I’ve done a ton of little projects, but started recently getting more detailed. I’ve noticed that the toolpaths can be quite inefficient. Instead of cutting one pocket at a time, it cuts each pocket individually at each depth.
Sometimes this isn’t a problem (actually it almost always is, just not noticeable). But I was cutting a bit case, and it just became to much for me. Can anyone help? I’d love to know if I was just doing something wrong that was easy to fix.
Easel drawn in adobe, converted to SVG and tweaked to get the right depths. http://easel.inventables.com/projects/Rp2XINmI5dI8gteGAawwYg#
Also, I’ve found that it doesn’t seem to be flagging uncuttable areas anymore? Perhaps a byproduct of the 2 stage cutting beta?
Unfortunately the grey/white layers create the lip for the lid, and the depth is so the bits contact the magnet at the bottom of the tray, so neither are optional.
It seems the algorithm is flawed with those additional layers. Definitely interesting path choices. I think it added about 20 minutes to the cut, and over 400 unnecessary XYZ moves by dropping that lid layer in.
I have had some projects come up with really convoluted paths as well. Some of them I have taken into bCNC and moved the chunks of gcode around to limit the distance traveled in rapid, though the time required to clean up the “one layer at a time” silliness didn’t feel worth it - I’d have spent more time messing with the code than I would have saved in the cutting.
It is one of the things about Easel that has me looking towards other software for gcode generation and sending. I’m not ready to switch away entirely yet, but I am moving in that direction.

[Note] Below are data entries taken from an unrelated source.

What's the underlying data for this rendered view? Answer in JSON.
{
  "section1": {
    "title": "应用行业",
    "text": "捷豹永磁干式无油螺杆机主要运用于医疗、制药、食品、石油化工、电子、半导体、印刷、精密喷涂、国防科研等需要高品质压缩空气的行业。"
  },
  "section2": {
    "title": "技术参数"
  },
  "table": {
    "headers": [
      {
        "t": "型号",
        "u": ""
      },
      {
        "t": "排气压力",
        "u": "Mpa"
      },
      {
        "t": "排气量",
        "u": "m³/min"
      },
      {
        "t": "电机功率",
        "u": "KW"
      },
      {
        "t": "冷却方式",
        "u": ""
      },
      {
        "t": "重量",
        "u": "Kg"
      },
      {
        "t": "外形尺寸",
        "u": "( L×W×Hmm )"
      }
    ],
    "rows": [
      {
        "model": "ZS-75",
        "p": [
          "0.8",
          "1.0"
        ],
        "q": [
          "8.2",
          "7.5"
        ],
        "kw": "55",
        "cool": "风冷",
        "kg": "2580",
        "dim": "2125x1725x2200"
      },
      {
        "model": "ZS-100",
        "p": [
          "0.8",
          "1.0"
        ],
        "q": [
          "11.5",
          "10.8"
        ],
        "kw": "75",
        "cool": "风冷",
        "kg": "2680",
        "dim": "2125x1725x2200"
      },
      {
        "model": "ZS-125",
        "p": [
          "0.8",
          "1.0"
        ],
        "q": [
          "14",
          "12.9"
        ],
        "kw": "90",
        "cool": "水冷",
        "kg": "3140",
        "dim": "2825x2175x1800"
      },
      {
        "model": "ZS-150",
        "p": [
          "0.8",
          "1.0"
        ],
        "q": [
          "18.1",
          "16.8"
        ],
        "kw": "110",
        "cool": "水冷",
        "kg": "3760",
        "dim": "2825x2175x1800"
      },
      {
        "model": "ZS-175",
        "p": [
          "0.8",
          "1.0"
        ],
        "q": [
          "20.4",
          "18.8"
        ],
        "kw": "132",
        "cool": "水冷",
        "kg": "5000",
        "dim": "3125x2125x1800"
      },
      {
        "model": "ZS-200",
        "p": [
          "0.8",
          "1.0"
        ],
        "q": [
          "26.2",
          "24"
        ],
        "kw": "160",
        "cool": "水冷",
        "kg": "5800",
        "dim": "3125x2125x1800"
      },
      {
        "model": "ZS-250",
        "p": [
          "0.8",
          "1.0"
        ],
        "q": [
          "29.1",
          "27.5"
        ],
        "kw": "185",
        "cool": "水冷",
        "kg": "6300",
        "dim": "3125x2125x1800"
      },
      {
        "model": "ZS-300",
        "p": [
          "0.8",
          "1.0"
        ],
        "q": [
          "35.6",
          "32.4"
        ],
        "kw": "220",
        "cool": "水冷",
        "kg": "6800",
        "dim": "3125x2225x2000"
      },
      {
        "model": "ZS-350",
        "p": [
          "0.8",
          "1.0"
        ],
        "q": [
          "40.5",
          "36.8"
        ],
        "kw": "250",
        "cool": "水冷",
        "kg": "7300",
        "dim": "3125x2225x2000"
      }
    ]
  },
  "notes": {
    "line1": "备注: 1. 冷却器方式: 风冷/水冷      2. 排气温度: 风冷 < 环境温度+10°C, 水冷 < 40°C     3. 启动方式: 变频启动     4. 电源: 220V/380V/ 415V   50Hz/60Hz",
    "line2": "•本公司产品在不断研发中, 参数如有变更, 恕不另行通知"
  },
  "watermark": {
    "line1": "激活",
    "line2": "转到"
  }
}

Depth first carving (as we call it), would not work well If there is a zero depth shape. We could use the combine functionality to get rid of a zero depth shape. Once we do that, easel should generate better toolpaths.
Please check following…
That makes a lot of sense. Thanks!
I was just yesterday working on a project and it was doing an air carve of an object on a cleared surface before it finally reached the lower surface and continued properly. Couldn’t figure out why. Now I know.
Phil, Thanks for the explanation.
@MichaelMccormack, You don’t have to do the above “combine shapes” trick anymore. Toolpaths generation handles that internally. Please check, and let me know if that worked for you!.